Tips To Help You Move Towards Peace With Food
- Throw out the diet books
- Honour your hunger – start to eat as you’re just getting hungry. Don’t wait till you’re ravenous because you will overeat and eat the wrong foods.
- Stop the food fight – don’t have forbidden foods, this will lead to a total mind mess up which will have you craving exactly what you’ve forbidden and eventually overindulging.
- Hush that voice that tells you that you’re eating bad food or hey you better have this good food for lunch so you don’t put on weight. This is a hard one but start by challenging the voice and saying “what if you’re wrong”
- Experience eating with joy. When you eat what you want while being present and in a good place you will naturally stop eating at a good point. You will feel satisfied earlier because you opened yourself up to feeling it.
- Honour your fullness. To do this you do need to eat at a pleasurable pace. Stopping every now and then to see how you feel and if you’ve had enough.
- Don’t use food as a bandaid. Food won’t fix being lonely, sad, angry, bored or frustrated. Stop emotional eating and find ways you can work through emotions without using food.
- Respect your body. It is doing a good job for you. It’s hard to get out of that diet mentality if you’re overly critical of your body shape.

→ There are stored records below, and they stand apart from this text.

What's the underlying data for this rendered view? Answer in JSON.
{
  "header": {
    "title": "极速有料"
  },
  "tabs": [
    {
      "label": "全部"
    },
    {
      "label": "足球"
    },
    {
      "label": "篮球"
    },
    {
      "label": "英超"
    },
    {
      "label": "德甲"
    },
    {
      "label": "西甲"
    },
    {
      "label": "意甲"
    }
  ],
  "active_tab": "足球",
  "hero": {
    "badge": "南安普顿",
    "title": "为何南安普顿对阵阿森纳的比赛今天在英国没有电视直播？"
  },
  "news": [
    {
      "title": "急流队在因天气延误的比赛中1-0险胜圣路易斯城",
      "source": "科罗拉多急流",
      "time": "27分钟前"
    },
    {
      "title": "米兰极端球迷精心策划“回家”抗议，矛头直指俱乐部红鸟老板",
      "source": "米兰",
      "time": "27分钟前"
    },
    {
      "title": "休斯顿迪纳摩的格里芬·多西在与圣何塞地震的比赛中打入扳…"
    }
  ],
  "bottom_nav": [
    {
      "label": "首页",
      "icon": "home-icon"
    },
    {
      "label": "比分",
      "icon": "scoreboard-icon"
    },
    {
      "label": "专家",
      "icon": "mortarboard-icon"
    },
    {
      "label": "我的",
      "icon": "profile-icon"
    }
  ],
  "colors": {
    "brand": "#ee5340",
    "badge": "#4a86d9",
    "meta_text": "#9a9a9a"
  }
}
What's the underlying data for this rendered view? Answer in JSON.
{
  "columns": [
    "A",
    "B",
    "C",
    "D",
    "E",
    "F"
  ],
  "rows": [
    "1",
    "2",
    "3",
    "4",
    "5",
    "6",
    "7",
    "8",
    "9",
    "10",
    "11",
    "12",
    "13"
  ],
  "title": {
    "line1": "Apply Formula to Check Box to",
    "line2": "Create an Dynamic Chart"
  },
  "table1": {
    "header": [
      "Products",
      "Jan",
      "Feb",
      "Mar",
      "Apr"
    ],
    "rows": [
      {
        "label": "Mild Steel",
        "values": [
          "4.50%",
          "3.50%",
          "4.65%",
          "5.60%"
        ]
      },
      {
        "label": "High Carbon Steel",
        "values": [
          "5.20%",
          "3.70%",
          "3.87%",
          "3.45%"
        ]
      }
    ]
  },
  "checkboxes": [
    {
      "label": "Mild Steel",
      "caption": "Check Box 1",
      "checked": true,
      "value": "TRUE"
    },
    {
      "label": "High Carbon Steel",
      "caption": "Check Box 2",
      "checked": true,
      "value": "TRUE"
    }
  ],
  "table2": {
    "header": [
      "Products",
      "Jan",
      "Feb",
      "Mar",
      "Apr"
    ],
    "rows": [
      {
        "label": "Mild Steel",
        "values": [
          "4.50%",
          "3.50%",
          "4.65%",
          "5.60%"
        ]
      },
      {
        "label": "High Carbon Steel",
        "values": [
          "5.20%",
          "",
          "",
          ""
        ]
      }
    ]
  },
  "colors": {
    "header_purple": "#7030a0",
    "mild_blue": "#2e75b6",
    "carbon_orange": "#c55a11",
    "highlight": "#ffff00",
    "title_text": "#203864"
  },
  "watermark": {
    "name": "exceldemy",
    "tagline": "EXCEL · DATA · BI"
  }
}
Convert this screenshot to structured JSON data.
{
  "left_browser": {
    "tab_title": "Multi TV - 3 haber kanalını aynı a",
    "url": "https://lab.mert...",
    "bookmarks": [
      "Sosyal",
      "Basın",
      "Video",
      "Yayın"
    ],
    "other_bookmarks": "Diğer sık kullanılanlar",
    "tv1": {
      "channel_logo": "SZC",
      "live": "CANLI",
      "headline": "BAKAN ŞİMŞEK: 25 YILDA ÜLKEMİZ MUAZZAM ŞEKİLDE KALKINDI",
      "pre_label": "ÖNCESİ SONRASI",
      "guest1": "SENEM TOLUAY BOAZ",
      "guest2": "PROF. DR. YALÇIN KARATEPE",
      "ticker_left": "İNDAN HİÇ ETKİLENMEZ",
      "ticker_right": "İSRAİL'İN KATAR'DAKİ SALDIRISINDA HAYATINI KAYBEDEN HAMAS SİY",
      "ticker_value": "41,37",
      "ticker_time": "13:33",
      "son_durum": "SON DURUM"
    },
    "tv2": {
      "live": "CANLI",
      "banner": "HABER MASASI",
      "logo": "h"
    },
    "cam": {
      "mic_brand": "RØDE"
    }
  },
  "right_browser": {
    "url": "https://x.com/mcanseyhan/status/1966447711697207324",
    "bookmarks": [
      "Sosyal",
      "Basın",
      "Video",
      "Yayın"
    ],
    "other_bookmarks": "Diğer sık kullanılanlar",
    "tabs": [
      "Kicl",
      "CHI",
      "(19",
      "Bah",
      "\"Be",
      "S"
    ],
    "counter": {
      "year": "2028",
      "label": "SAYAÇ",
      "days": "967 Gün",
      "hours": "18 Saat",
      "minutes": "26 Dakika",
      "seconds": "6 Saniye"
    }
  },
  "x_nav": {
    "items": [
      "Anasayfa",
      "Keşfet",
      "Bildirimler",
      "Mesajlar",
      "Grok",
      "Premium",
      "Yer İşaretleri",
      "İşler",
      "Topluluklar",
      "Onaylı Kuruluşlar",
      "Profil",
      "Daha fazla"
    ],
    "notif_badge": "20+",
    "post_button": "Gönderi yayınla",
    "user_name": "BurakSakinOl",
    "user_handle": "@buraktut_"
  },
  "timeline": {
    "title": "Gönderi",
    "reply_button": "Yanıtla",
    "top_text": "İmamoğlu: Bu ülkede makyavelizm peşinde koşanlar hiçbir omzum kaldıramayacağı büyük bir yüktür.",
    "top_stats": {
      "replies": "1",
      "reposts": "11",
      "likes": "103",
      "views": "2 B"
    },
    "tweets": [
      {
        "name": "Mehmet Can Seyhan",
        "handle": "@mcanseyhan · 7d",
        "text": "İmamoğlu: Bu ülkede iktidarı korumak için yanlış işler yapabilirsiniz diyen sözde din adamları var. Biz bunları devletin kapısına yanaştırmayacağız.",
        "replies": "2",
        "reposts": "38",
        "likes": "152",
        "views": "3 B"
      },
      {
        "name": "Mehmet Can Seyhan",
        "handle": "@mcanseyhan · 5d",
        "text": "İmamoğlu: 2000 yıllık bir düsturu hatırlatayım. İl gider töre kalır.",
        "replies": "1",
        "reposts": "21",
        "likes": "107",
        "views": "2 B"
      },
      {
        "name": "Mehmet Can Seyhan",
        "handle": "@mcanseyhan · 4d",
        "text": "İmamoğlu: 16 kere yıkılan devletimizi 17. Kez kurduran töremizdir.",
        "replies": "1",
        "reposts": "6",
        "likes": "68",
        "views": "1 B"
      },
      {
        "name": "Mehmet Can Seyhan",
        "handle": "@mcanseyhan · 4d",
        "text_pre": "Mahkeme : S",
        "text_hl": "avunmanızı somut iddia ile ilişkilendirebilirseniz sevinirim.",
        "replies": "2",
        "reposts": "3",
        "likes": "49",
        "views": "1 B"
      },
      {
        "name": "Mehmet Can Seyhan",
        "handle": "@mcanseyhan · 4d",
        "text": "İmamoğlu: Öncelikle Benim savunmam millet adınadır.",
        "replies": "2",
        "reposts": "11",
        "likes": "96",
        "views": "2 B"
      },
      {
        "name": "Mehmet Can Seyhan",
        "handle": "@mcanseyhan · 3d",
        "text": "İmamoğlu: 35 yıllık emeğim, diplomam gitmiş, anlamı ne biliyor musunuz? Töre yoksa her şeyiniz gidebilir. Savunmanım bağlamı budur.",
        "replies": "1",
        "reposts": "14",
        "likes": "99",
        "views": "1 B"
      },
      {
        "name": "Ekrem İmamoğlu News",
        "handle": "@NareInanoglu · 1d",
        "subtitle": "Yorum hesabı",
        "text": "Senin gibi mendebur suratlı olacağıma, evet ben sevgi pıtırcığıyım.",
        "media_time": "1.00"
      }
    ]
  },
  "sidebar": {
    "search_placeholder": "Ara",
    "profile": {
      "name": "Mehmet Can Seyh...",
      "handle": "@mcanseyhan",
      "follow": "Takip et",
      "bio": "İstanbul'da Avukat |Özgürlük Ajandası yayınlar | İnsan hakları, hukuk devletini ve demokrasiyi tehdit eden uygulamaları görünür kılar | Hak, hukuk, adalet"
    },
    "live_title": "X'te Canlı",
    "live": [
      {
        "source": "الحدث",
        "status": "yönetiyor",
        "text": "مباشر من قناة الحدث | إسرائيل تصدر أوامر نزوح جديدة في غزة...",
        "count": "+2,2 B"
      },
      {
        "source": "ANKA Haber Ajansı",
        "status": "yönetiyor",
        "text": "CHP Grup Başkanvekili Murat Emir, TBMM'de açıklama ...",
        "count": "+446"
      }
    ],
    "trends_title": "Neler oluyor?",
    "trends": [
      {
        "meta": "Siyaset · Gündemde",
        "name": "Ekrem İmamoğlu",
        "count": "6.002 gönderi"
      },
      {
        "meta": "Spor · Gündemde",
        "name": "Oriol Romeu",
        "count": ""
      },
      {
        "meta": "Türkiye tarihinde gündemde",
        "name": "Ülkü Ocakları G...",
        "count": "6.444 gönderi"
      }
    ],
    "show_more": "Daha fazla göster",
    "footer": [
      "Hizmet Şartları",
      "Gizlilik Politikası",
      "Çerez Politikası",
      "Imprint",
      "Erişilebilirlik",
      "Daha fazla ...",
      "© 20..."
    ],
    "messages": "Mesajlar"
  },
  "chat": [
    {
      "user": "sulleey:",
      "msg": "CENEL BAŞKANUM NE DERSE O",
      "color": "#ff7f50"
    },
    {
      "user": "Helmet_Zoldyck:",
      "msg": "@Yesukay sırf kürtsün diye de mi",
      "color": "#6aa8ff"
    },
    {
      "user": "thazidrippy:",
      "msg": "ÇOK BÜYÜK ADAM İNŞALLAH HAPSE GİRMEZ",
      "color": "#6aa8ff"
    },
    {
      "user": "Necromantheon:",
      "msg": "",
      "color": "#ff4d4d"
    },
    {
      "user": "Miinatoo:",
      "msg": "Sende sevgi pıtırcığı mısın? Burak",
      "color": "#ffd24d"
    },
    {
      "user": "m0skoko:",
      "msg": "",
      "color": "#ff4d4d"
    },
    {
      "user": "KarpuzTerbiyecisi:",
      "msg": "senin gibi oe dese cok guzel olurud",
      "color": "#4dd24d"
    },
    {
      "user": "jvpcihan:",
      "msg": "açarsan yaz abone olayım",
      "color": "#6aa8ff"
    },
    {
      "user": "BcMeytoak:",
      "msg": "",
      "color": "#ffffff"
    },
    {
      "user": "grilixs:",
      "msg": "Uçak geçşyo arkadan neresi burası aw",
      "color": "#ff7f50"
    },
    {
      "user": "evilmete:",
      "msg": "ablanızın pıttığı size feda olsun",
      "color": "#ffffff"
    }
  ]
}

- Stop exercising to burn calories. Instead, practise moving your body in a way that is enjoyable. Focus on how moving makes you feel when you finish. Energised and a sense of achievement. That’s more likely to get you out of bed in the morning.
- Honour your health – make healthful food choices that work towards your health and that taste good.
Remember that you don’t have to eat perfectly to be healthy. You will not suddenly become nutrient deficient or unhealthy, from one snack or meal or even a day of eating. It’s what you eat consistently over time that matters.
It’s always progress, not perfection, that counts.